On July 1 the Church celebrates the memory of the Holy Martyrs Leontius, Hypatius and Theodulus. The Saints suffered for Christ in the ancient Phoenician city of Tripoli, located in the north of modern Lebanon.
Leontius and his compagnons were among the most revered saints of the Ancient Church. Suffice it to mention that they were considered the patron saints of the Byzantine army. The special character of the veneration of the saints is also evidenced by the fact that in the church calendar on the day of their memory there are no other remembrances dedicated to the saints.
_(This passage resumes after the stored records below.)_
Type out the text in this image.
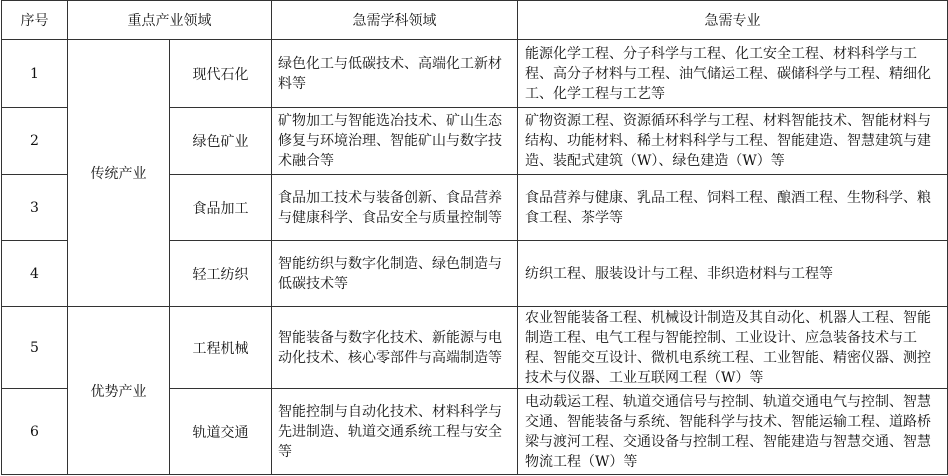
序号	重点产业领域		急需学科领域	急需专业
1	传统产业	现代石化	绿色化工与低碳技术、高端化工新材料等	能源化学工程、分子科学与工程、化工安全工程、材料科学与工程、高分子材料与工程、油气储运工程、碳储科学与工程、精细化工、化学工程与工艺等
2		绿色矿业	矿物加工与智能选冶技术、矿山生态修复与环境治理、智能矿山与数字技术融合等	矿物资源工程、资源循环科学与工程、材料智能技术、智能材料与结构、功能材料、稀土材料科学与工程、智能建造、智慧建筑与建造、装配式建筑（W）、绿色建造（W）等
3		食品加工	食品加工技术与装备创新、食品营养与健康科学、食品安全与质量控制等	食品营养与健康、乳品工程、饲料工程、酿酒工程、生物科学、粮食工程、茶学等
4		轻工纺织	智能纺织与数字化制造、绿色制造与低碳技术等	纺织工程、服装设计与工程、非织造材料与工程等
5	优势产业	工程机械	智能装备与数字化技术、新能源与电动化技术、核心零部件与高端制造等	农业智能装备工程、机械设计制造及其自动化、机器人工程、智能制造工程、电气工程与智能控制、工业设计、应急装备技术与工程、智能交互设计、微机电系统工程、工业智能、精密仪器、测控技术与仪器、工业互联网工程（W）等
6		轨道交通	智能控制与自动化技术、材料科学与先进制造、轨道交通系统工程与安全等	电动载运工程、轨道交通信号与控制、轨道交通电气与控制、智慧交通、智能装备与系统、智能科学与技术、智能运输工程、道路桥梁与渡河工程、交通设备与控制工程、智能建造与智慧交通、智慧物流工程（W）等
According to the life, the saints suffered for Christ during the reign of the pagan Emperor Vespasian (69-79). At that time, Christianity was perceived by most pagans as part of the Jewish religion, and therefore, as an ancient religion, was allowed. But as soon as the Romans began to understand that it was about some new teaching (Acts 17:19), Christianity, according to Roman laws, became illegal.
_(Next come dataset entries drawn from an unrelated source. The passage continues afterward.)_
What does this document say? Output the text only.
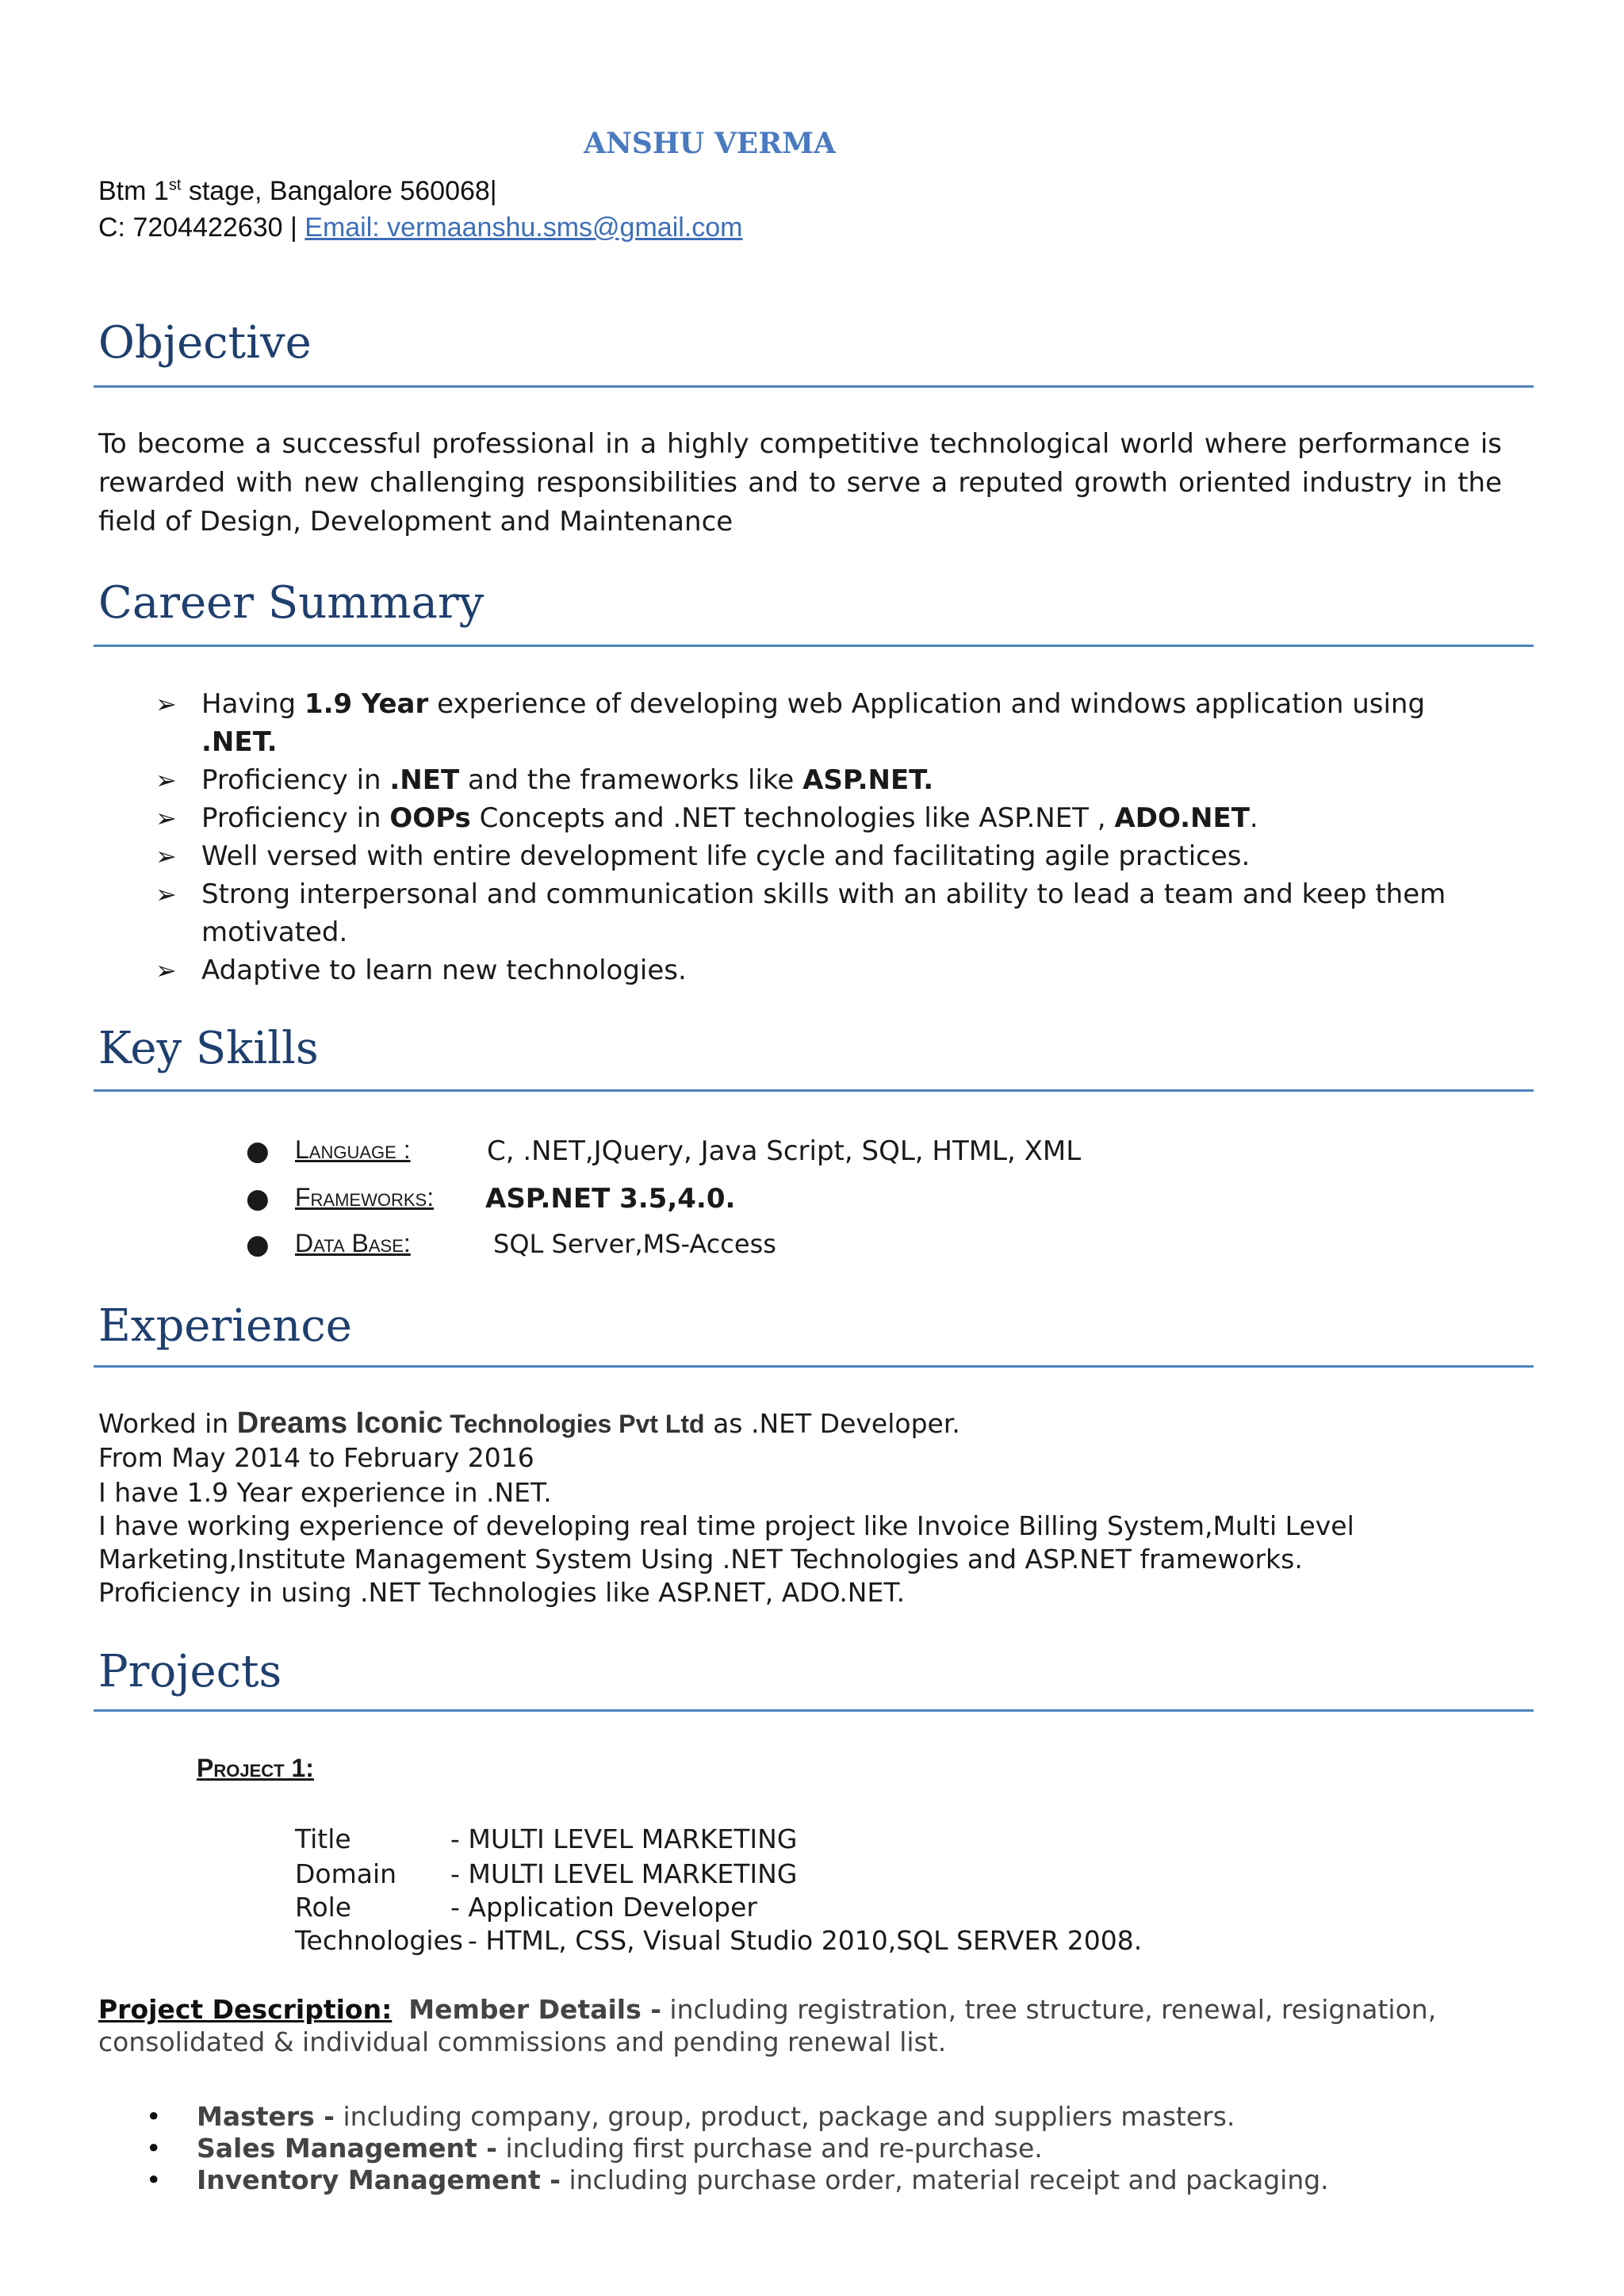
ANSHU VERMA
Btm 1st stage, Bangalore 560068|
C: 7204422630 | Email: vermaanshu.sms@gmail.com
Objective
To become a successful professional in a highly competitive technological world where performance is rewarded with new challenging responsibilities and to serve a reputed growth oriented industry in the field of Design, Development and Maintenance
Career Summary
➢ Having 1.9 Year experience of developing web Application and windows application using .NET.
➢ Proficiency in .NET and the frameworks like ASP.NET.
➢ Proficiency in OOPs Concepts and .NET technologies like ASP.NET , ADO.NET.
➢ Well versed with entire development life cycle and facilitating agile practices.
➢ Strong interpersonal and communication skills with an ability to lead a team and keep them motivated.
➢ Adaptive to learn new technologies.
Key Skills
● Language :	C, .NET,JQuery, Java Script, SQL, HTML, XML
● Frameworks: ASP.NET 3.5,4.0.
● Data Base:	SQL Server,MS-Access
Experience
Worked in Dreams Iconic Technologies Pvt Ltd as .NET Developer.
From May 2014 to February 2016
I have 1.9 Year experience in .NET.
I have working experience of developing real time project like Invoice Billing System,Multi Level
Marketing,Institute Management System Using .NET Technologies and ASP.NET frameworks.
Proficiency in using .NET Technologies like ASP.NET, ADO.NET.
Projects
Project 1:
Title	- MULTI LEVEL MARKETING
Domain - MULTI LEVEL MARKETING
Role	- Application Developer
Technologies - HTML, CSS, Visual Studio 2010,SQL SERVER 2008.
Project Description: Member Details - including registration, tree structure, renewal, resignation, consolidated & individual commissions and pending renewal list.
• Masters - including company, group, product, package and suppliers masters.
• Sales Management - including first purchase and re-purchase.
• Inventory Management - including purchase order, material receipt and packaging.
The time of Leontius was just such a transitional period when Christianity began its independent existence. By the predestination of God, about which Paul writes in the Epistle to the Romans (chapter 11), the Jewish people, with the exception of the Apostles and a relatively small circle of disciples, did not believe in Christ. Paul distinguished between divine foreknowledge and predestination.
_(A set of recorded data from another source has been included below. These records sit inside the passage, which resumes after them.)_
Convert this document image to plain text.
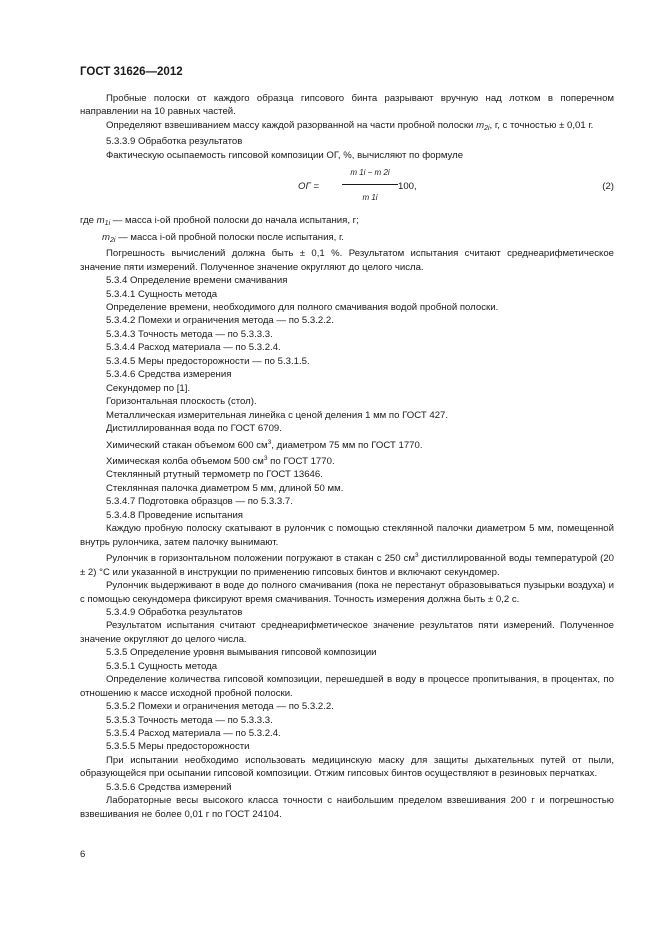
ГОСТ 31626—2012

Пробные полоски от каждого образца гипсового бинта разрывают вручную над лотком в поперечном направлении на 10 равных частей.

Определяют взвешиванием массу каждой разорванной на части пробной полоски $m_{2i}$, г, с точностью ± 0,01 г.

5.3.3.9 Обработка результатов

Фактическую осыпаемость гипсовой композиции ОГ, %, вычисляют по формуле

ОГ =	$\frac{m 1i - m 2i}{m 1i} 100$,	(2)

где $m_{1i}$ — масса i-ой пробной полоски до начала испытания, г;

$m_{2i}$ — масса i-ой пробной полоски после испытания, г.

Погрешность вычислений должна быть ± 0,1 %. Результатом испытания считают среднеарифметическое значение пяти измерений. Полученное значение округляют до целого числа.

5.3.4 Определение времени смачивания

5.3.4.1 Сущность метода

Определение времени, необходимого для полного смачивания водой пробной полоски.

5.3.4.2 Помехи и ограничения метода — по 5.3.2.2.

5.3.4.3 Точность метода — по 5.3.3.3.

5.3.4.4 Расход материала — по 5.3.2.4.

5.3.4.5 Меры предосторожности — по 5.3.1.5.

5.3.4.6 Средства измерения

Секундомер по [1].

Горизонтальная плоскость (стол).

Металлическая измерительная линейка с ценой деления 1 мм по ГОСТ 427.

Дистиллированная вода по ГОСТ 6709.

Химический стакан объемом 600 $см^3$, диаметром 75 мм по ГОСТ 1770.

Химическая колба объемом 500 $см^3$ по ГОСТ 1770.

Стеклянный ртутный термометр по ГОСТ 13646.

Стеклянная палочка диаметром 5 мм, длиной 50 мм.

5.3.4.7 Подготовка образцов — по 5.3.3.7.

5.3.4.8 Проведение испытания

Каждую пробную полоску скатывают в рулончик с помощью стеклянной палочки диаметром 5 мм, помещенной внутрь рулончика, затем палочку вынимают.

Рулончик в горизонтальном положении погружают в стакан с 250 $см^3$ дистиллированной воды температурой (20 ± 2) °С или указанной в инструкции по применению гипсовых бинтов и включают секундомер.

Рулончик выдерживают в воде до полного смачивания (пока не перестанут образовываться пузырьки воздуха) и с помощью секундомера фиксируют время смачивания. Точность измерения должна быть ± 0,2 с.

5.3.4.9 Обработка результатов

Результатом испытания считают среднеарифметическое значение результатов пяти измерений. Полученное значение округляют до целого числа.

5.3.5 Определение уровня вымывания гипсовой композиции

5.3.5.1 Сущность метода

Определение количества гипсовой композиции, перешедшей в воду в процессе пропитывания, в процентах, по отношению к массе исходной пробной полоски.

5.3.5.2 Помехи и ограничения метода — по 5.3.2.2.

5.3.5.3 Точность метода — по 5.3.3.3.

5.3.5.4 Расход материала — по 5.3.2.4.

5.3.5.5 Меры предосторожности

При испытании необходимо использовать медицинскую маску для защиты дыхательных путей от пыли, образующейся при осыпании гипсовой композиции. Отжим гипсовых бинтов осуществляют в резиновых перчатках.

5.3.5.6 Средства измерений

Лабораторные весы высокого класса точности с наибольшим пределом взвешивания 200 г и погрешностью взвешивания не более 0,01 г по ГОСТ 24104.

6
According to Paul's logic, if all Jews had believed, Christianity would have remained the faith of the People of Israel. The unbelief of the Jews "doomed" it to become universal, to become a universal confession for all peoples. In the Creed, the confession of this mystery is hidden in the words about faith in the Lord Jesus, "crucified under Pontius Pilate." The mention of the Roman procurator is the confession by Christianity of its universal vocation.
So, becoming a "separate" faith from Judaism in the eyes of the Roman authorities, Christianity doomed itself to persecution. It is important to understand that this choice to meet persecution was conscious.
According to his life, having become a witness of the apostolic sermon, Leontius came to faith in Christ. As an officer in the Roman army, he began preaching Christianity to his colleagues. For the investigation and trial, the military authorities appointed the commander Hypatius.
The latter was seriously ill. Simultaneously with the order to deal with the whole rigor of the case of preaching Christianity in the army, in a vision he received a command to call on "God, whom Leontius professes." Together with one of his soldiers named Publius, Hypatius invoked the "God of the Christians" three times and was healed of his illness.
It turned out that all three, Leonty, Hypatius and Theodulus, confessed themselves to be Christians and were arrested. Hypatius and Publius were interrogated formally, and for refusing to renounce their faith in Christ, they were beheaded. Leontius, as the formal culprit of everything that happened, was subjected to the most severe tortures, and died in agony. His body was secretly buried by Christians.
Sometime later, a rich Syrian named Maurus, who was in a Roman prison, had a vision in which a voice from above, through the prayers of Leontius, promised him release. Having gained freedom and returned to his native land, the Maurus built a martyrium on the site of the suffering of the martyrs - a special church-chapel, where, in accordance with ancient tradition, special veneration was paid to Leontius.
In ancient times, pilgrims from various countries went to the place of veneration of St. Leontius, the martyrium in Tripoli. Thus, the great ascetic and philanthropist of those times, Saint Melania the Younger (383-439), also the alleged author of texts inscribed with the name of Dionysius the Areopagite, Bishop Peter the Iberian (411-491), made a pilgrimage to Leontius.
The martyr Leontius was praised by such theologically opposed authors as Theodoret of Cyrus (386-458) and Severus of Antioch (465-538). Theodoret testified that the celebration in honor of Leontius in the liturgical year is one of the most significant. Severus was baptized in the Basilica of St. Leontius and dedicated two sermons to him and wrote a hymn to the saint.
Significant evidence has been preserved of the veneration of martyrs in Phenicia itself, Syria, Palestine, Crete, Antioch, Constantinople, and even Arabia. The veneration of the Phoenician martyrs in antiquity was universal.
However, over time, they were forgotten, and their veneration faded. Quite a few saints were named in honor of Leontius, but over time even his name itself ceased to be used. Eternal memory is not just a wish, but one of the biblical names of God. Remembering the holy martyrs, we ask him to save us from oblivion.